San José’s Christmas in the Park just got a little more animated, thanks to a squad of San José State University mechanical engineering students who brought a long-retired penguin display out of storage and back into the spotlight. The students outfitted the fiberglass birds with simple animatronic mechanisms, allowing the penguins to flap their wings and move, transforming a senior-design assignment into a working public installation set slightly back from the crowd at Plaza de César Chávez. The refreshed flock joins more than 40 animated exhibits that pull families through the walk-through holiday event each winter.

From Classroom To Plaza

The project began on campus when Professor Vimal Viswanathan proposed it as a senior design option, and a small team, including students Bradley Karr and Zachary McGee, stepped up to revive the long-retired figures and add motion. The group first conceived a full-rotating carousel with a slip-ring system to prevent wiring from twisting into a knot, but time and budget constraints necessitated a pivot to a simpler setup: stationary penguins with reliably flapping wings.
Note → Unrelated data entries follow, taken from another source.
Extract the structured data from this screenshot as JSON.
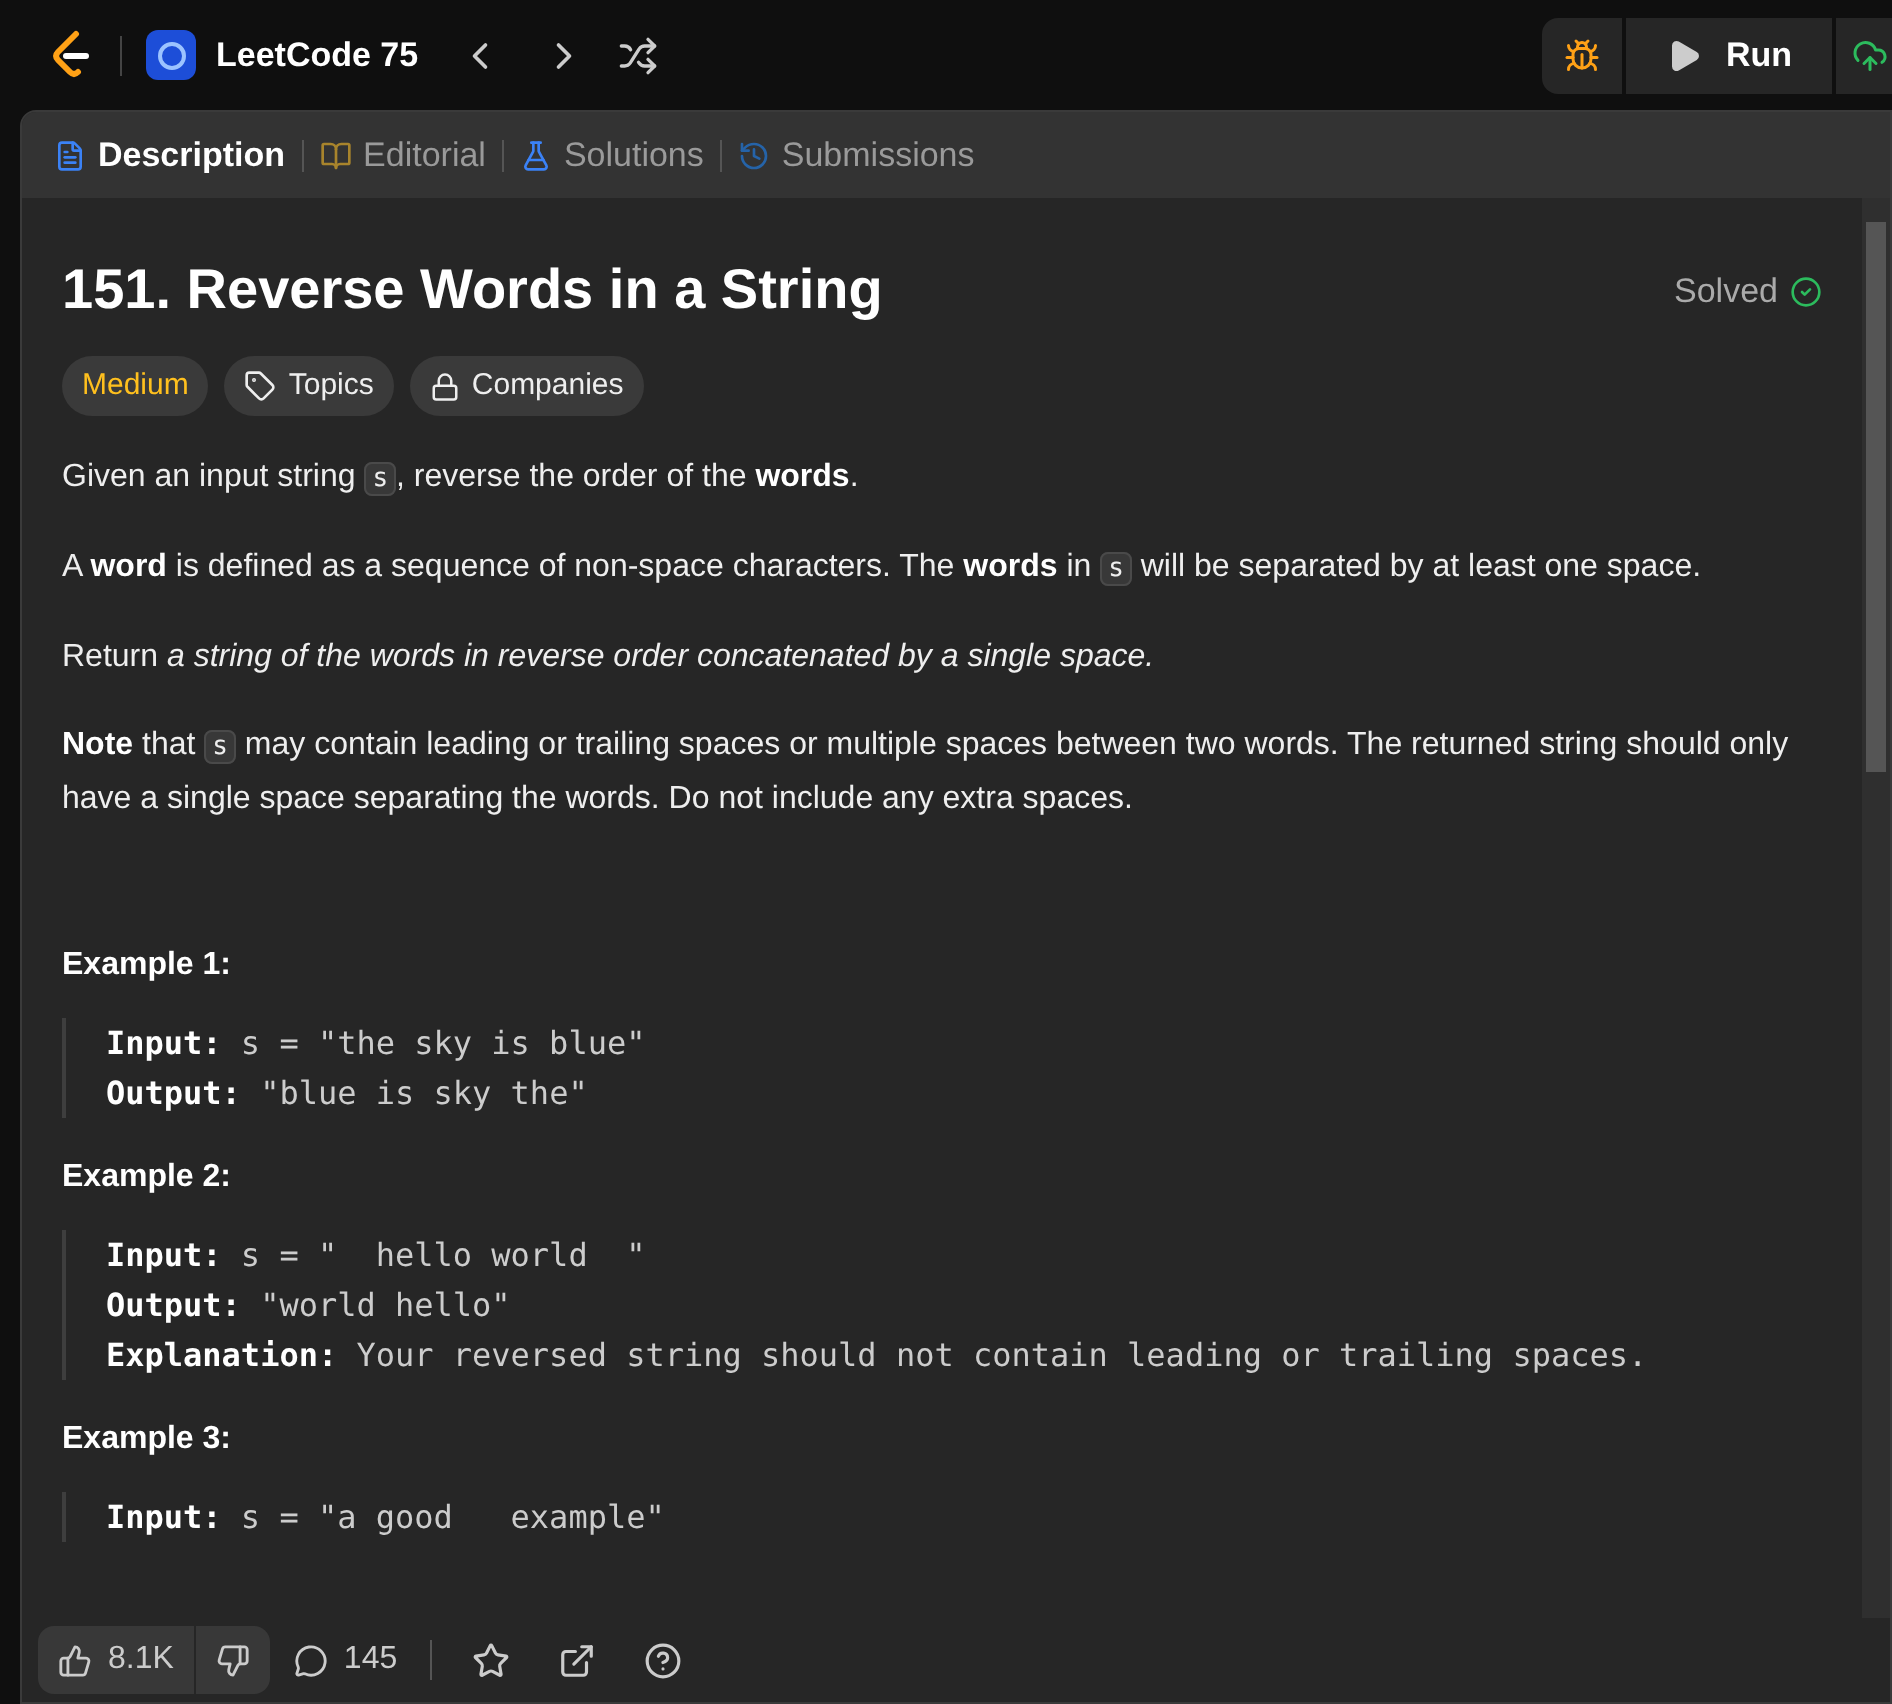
{
  "topbar": {
    "title": "LeetCode 75",
    "run_label": "Run"
  },
  "tabs": [
    {
      "label": "Description",
      "selected": true,
      "kind": "description"
    },
    {
      "label": "Editorial",
      "selected": false,
      "kind": "editorial"
    },
    {
      "label": "Solutions",
      "selected": false,
      "kind": "solutions"
    },
    {
      "label": "Submissions",
      "selected": false,
      "kind": "submissions"
    }
  ],
  "problem": {
    "title": "151. Reverse Words in a String",
    "status": "Solved",
    "solved": true,
    "tags": [
      {
        "label": "Medium",
        "kind": "difficulty"
      },
      {
        "label": "Topics",
        "kind": "topics"
      },
      {
        "label": "Companies",
        "kind": "companies"
      }
    ],
    "paragraphs": [
      [
        {
          "kind": "plain",
          "text": "Given an input string "
        },
        {
          "kind": "code",
          "text": "s"
        },
        {
          "kind": "plain",
          "text": ", reverse the order of the "
        },
        {
          "kind": "bold",
          "text": "words"
        },
        {
          "kind": "plain",
          "text": "."
        }
      ],
      [
        {
          "kind": "plain",
          "text": "A "
        },
        {
          "kind": "bold",
          "text": "word"
        },
        {
          "kind": "plain",
          "text": " is defined as a sequence of non-space characters. The "
        },
        {
          "kind": "bold",
          "text": "words"
        },
        {
          "kind": "plain",
          "text": " in "
        },
        {
          "kind": "code",
          "text": "s"
        },
        {
          "kind": "plain",
          "text": " will be separated by at least one space."
        }
      ],
      [
        {
          "kind": "plain",
          "text": "Return "
        },
        {
          "kind": "italic",
          "text": "a string of the words in reverse order concatenated by a single space."
        }
      ],
      [
        {
          "kind": "bold",
          "text": "Note"
        },
        {
          "kind": "plain",
          "text": " that "
        },
        {
          "kind": "code",
          "text": "s"
        },
        {
          "kind": "plain",
          "text": " may contain leading or trailing spaces or multiple spaces between two words. The returned string should only have a single space separating the words. Do not include any extra spaces."
        }
      ]
    ],
    "examples": [
      {
        "title": "Example 1:",
        "lines": [
          {
            "key": "Input:",
            "value": " s = \"the sky is blue\""
          },
          {
            "key": "Output:",
            "value": " \"blue is sky the\""
          }
        ]
      },
      {
        "title": "Example 2:",
        "lines": [
          {
            "key": "Input:",
            "value": " s = \"  hello world  \""
          },
          {
            "key": "Output:",
            "value": " \"world hello\""
          },
          {
            "key": "Explanation:",
            "value": " Your reversed string should not contain leading or trailing spaces."
          }
        ]
      },
      {
        "title": "Example 3:",
        "lines": [
          {
            "key": "Input:",
            "value": " s = \"a good   example\""
          }
        ]
      }
    ]
  },
  "footer": {
    "likes": "8.1K",
    "comments": "145"
  }
}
According to Christmas in the Park’s official site, the penguin installation is on view from Nov. 29 through Jan. 1 as part of the downtown festivities.

How To See It

The downtown walk-through at Plaza de César Chávez runs from late November through Jan. 1 and features more than 40 animated exhibits, a towering community tree, and nightly entertainment. Entry is free, and the event is largely volunteer-driven. A separate drive-thru light show helps fund the walk-through and its upkeep. For specific hours and programming details, check Christmas in the Park’s official site.

Engineering Lessons In Public

Behind the scenes, the project doubled as a crash course in real-world engineering. The student team relied on class tools, such as the House of Quality, regular communication with their “customer,” and iterative problem-solving, to prioritize reliability and ease of maintenance for park staff. “Seeing the penguins finally move — after months of planning, modeling, 3D printing, and assembly — was an amazing feeling,” Karr said. To keep the magic going year after year, the students placed the display out of arm’s reach. They used durable, serviceable components, allowing the mechanics to be maintained season after season, as reported by the SJSU NewsCenter.

Christmas in the Park’s technical advisors have already expressed interest in future collaborations, and Viswanathan said he hopes to expand projects to include industrial design and other disciplines, allowing students to pair mechanics with aesthetics. For downtown San José, it means a beloved holiday tradition doubles as a public learning lab for local students, while helping keep community displays functional for years to come. Families can visit the Plaza de César Chávez walk-through nightly through the holidays to catch the newly revived penguins alongside the rest of the park’s glowing attractions.